Some of the best-performing stocks don't have to come from the tech sector, and they certainly don't need to be exposed to the artificial intelligence boom. Costco (COST -1.32%) is the perfect example.

The world's third biggest retailer has produced a total return of 756% in the past decade, crushing the gains of both the S&P 500 and Nasdaq Composite Index by incredibly wide margins. This business currently carries a massive $363 billion market cap.

You might have your sights set on Costco as a potential investment opportunity. But is it too late to buy the stock?

Costco's compelling bull case

It's important to understand just how special a company this is. There are numerous reasons to believe that Costco should be in your portfolio as a long-term holding.

The business has historically registered consistently robust financial performance. Between fiscal 2013 and fiscal 2023 (ended Sept. 3 last year), Costco saw its net sales and diluted earnings per share rise at compound annual rates of 8.7% and 11.8%, respectively. There was not a single year during that stretch that the top line decreased, which is an impressive feat.

The company's strong profitability benefits shareholders. Management issues one-time special dividends, the latest being $15 per share last December.

Costco possesses a wide economic moat that protects its competitive position in an extremely cutthroat industry. Scale is perhaps the single most important factor contributing to the company's dominance.

With third-quarter 2024 net sales of $57 billion, Costco has unrivaled buying power. When negotiating with its vendor suppliers, the business can obtain favorable terms. These savings are always passed on to customers in the form of low product prices. It's a virtuous cycle that results in more revenue, which leads to even stronger buying power.

Speaking more about Costco's industry positioning, I'm convinced that the business faces a minimal threat of disruption. Amazon Prime is undoubtedly a top competitor, with its fast and free shipping on millions of items. However, the e-commerce titan's rise hasn't prevented Costco from continuing to report impressive financial performance.

Key to Costco's success is its membership-based model. People have to pay to be able to shop at the company's warehouses. This drives loyalty and repeat visits, any retailer's dream.
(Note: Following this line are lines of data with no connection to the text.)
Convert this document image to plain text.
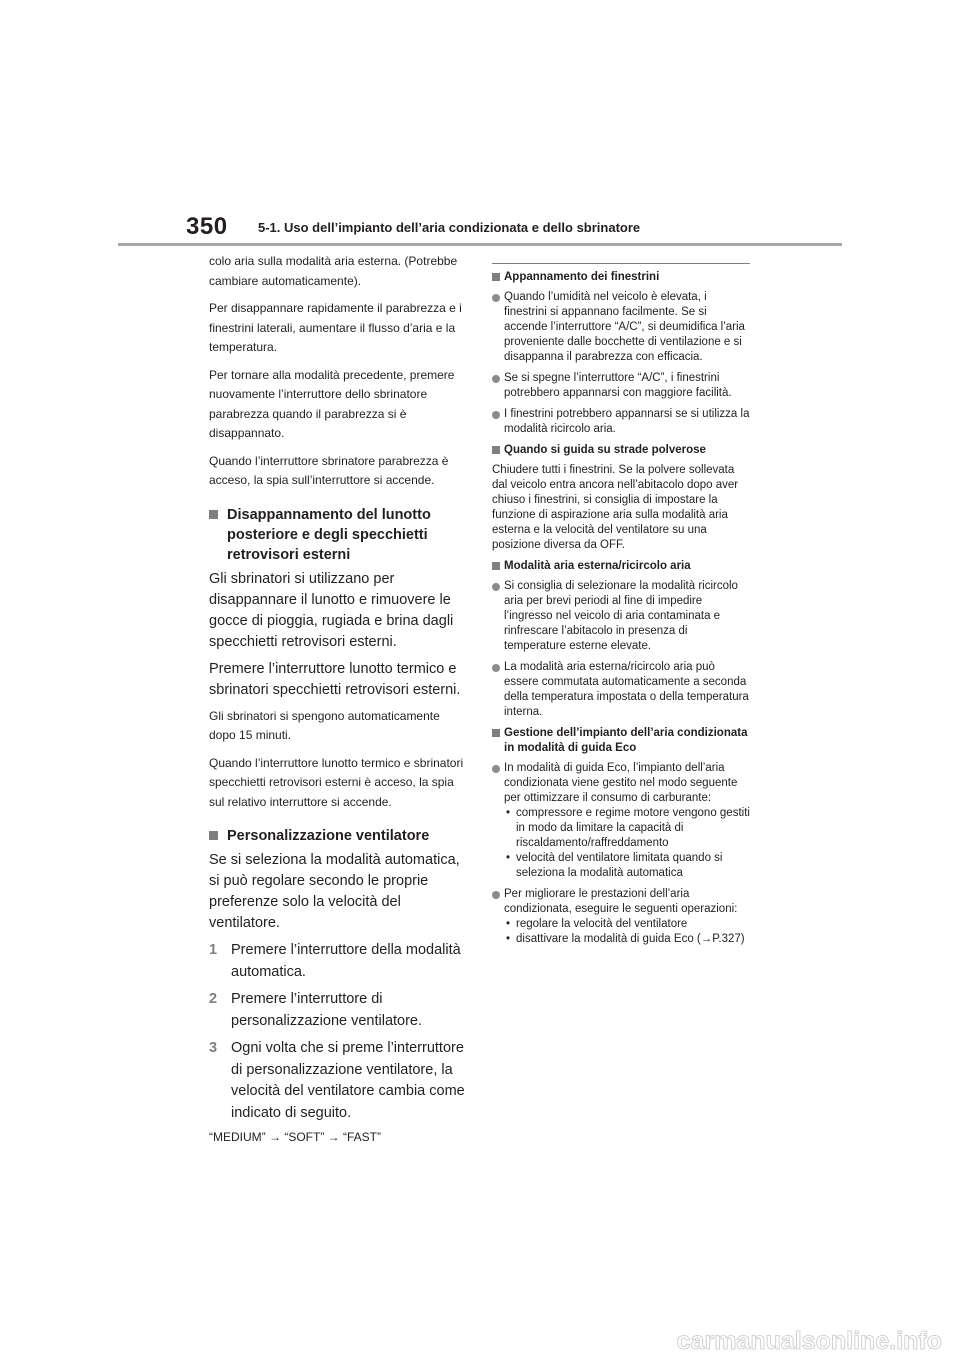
350 5-1. Uso dell’impianto dell’aria condizionata e dello sbrinatore

colo aria sulla modalità aria esterna. (Potrebbe cambiare automaticamente).

Per disappannare rapidamente il parabrezza e i finestrini laterali, aumentare il flusso d’aria e la temperatura.

Per tornare alla modalità precedente, premere nuovamente l’interruttore dello sbrinatore parabrezza quando il parabrezza si è disappannato.

Quando l’interruttore sbrinatore parabrezza è acceso, la spia sull’interruttore si accende.

Disappannamento del lunotto posteriore e degli specchietti retrovisori esterni

Gli sbrinatori si utilizzano per disappannare il lunotto e rimuovere le gocce di pioggia, rugiada e brina dagli specchietti retrovisori esterni.

Premere l’interruttore lunotto termico e sbrinatori specchietti retrovisori esterni.

Gli sbrinatori si spengono automaticamente dopo 15 minuti.

Quando l’interruttore lunotto termico e sbrinatori specchietti retrovisori esterni è acceso, la spia sul relativo interruttore si accende.

Personalizzazione ventilatore

Se si seleziona la modalità automatica, si può regolare secondo le proprie preferenze solo la velocità del ventilatore.

1 Premere l’interruttore della modalità automatica.
2 Premere l’interruttore di personalizzazione ventilatore.
3 Ogni volta che si preme l’interruttore di personalizzazione ventilatore, la velocità del ventilatore cambia come indicato di seguito.
“MEDIUM” → “SOFT” → “FAST”
Appannamento dei finestrini
Quando l’umidità nel veicolo è elevata, i finestrini si appannano facilmente. Se si accende l’interruttore “A/C”, si deumidifica l’aria proveniente dalle bocchette di ventilazione e si disappanna il parabrezza con efficacia.
Se si spegne l’interruttore “A/C”, i finestrini potrebbero appannarsi con maggiore facilità.
I finestrini potrebbero appannarsi se si utilizza la modalità ricircolo aria.
Quando si guida su strade polverose

Chiudere tutti i finestrini. Se la polvere sollevata dal veicolo entra ancora nell’abitacolo dopo aver chiuso i finestrini, si consiglia di impostare la funzione di aspirazione aria sulla modalità aria esterna e la velocità del ventilatore su una posizione diversa da OFF.

Modalità aria esterna/ricircolo aria
Si consiglia di selezionare la modalità ricircolo aria per brevi periodi al fine di impedire l’ingresso nel veicolo di aria contaminata e rinfrescare l’abitacolo in presenza di temperature esterne elevate.
La modalità aria esterna/ricircolo aria può essere commutata automaticamente a seconda della temperatura impostata o della temperatura interna.
Gestione dell’impianto dell’aria condizionata in modalità di guida Eco
In modalità di guida Eco, l’impianto dell’aria condizionata viene gestito nel modo seguente per ottimizzare il consumo di carburante:
• compressore e regime motore vengono gestiti in modo da limitare la capacità di riscaldamento/raffreddamento
• velocità del ventilatore limitata quando si seleziona la modalità automatica
Per migliorare le prestazioni dell’aria condizionata, eseguire le seguenti operazioni:
• regolare la velocità del ventilatore
• disattivare la modalità di guida Eco (→P.327)
carmanualsonline.info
These memberships have proven pricing power. It was just announced that Costco would raise annual prices of the standard and executive plans by $5 and $10, respectively, in the U.S. and Canada. The last time management did this was in 2017, and since then, memberships have continued climbing, providing a rising high-margin revenue stream.

One key bear argument

If an investor took the time to understand Costco's operations, its moat, and its financial success, I'm certain that they would come away impressed. This is one of the world's best companies, and the stock's return indicates this.

However, that doesn't mean it lacks any bearish arguments. There's one obvious factor that simply can't be ignored. I'm talking about the valuation.

Shares currently trade at a price-to-earnings (P/E) ratio of 50. In the past decade, the stock has rarely traded at a higher valuation. In fact, Costco's average P/E multiple in the last 10 years is 35, so it's safe to say that the market has become overly optimistic about this business.

Paying such a steep P/E ratio might be justified if you believed that Costco was going to exhibit monster growth in the years ahead. But I don't think this is likely.

According to Wall Street consensus analyst estimates, Costco's revenue and diluted EPS are projected to increase at annualized rates of just 6.5% and 10.7% between fiscal 2023 and fiscal 2026. Paying 50 times earnings doesn't make sense based on this outlook.

Unless the valuation multiple contracts significantly, I believe it's too late to buy Costco stock.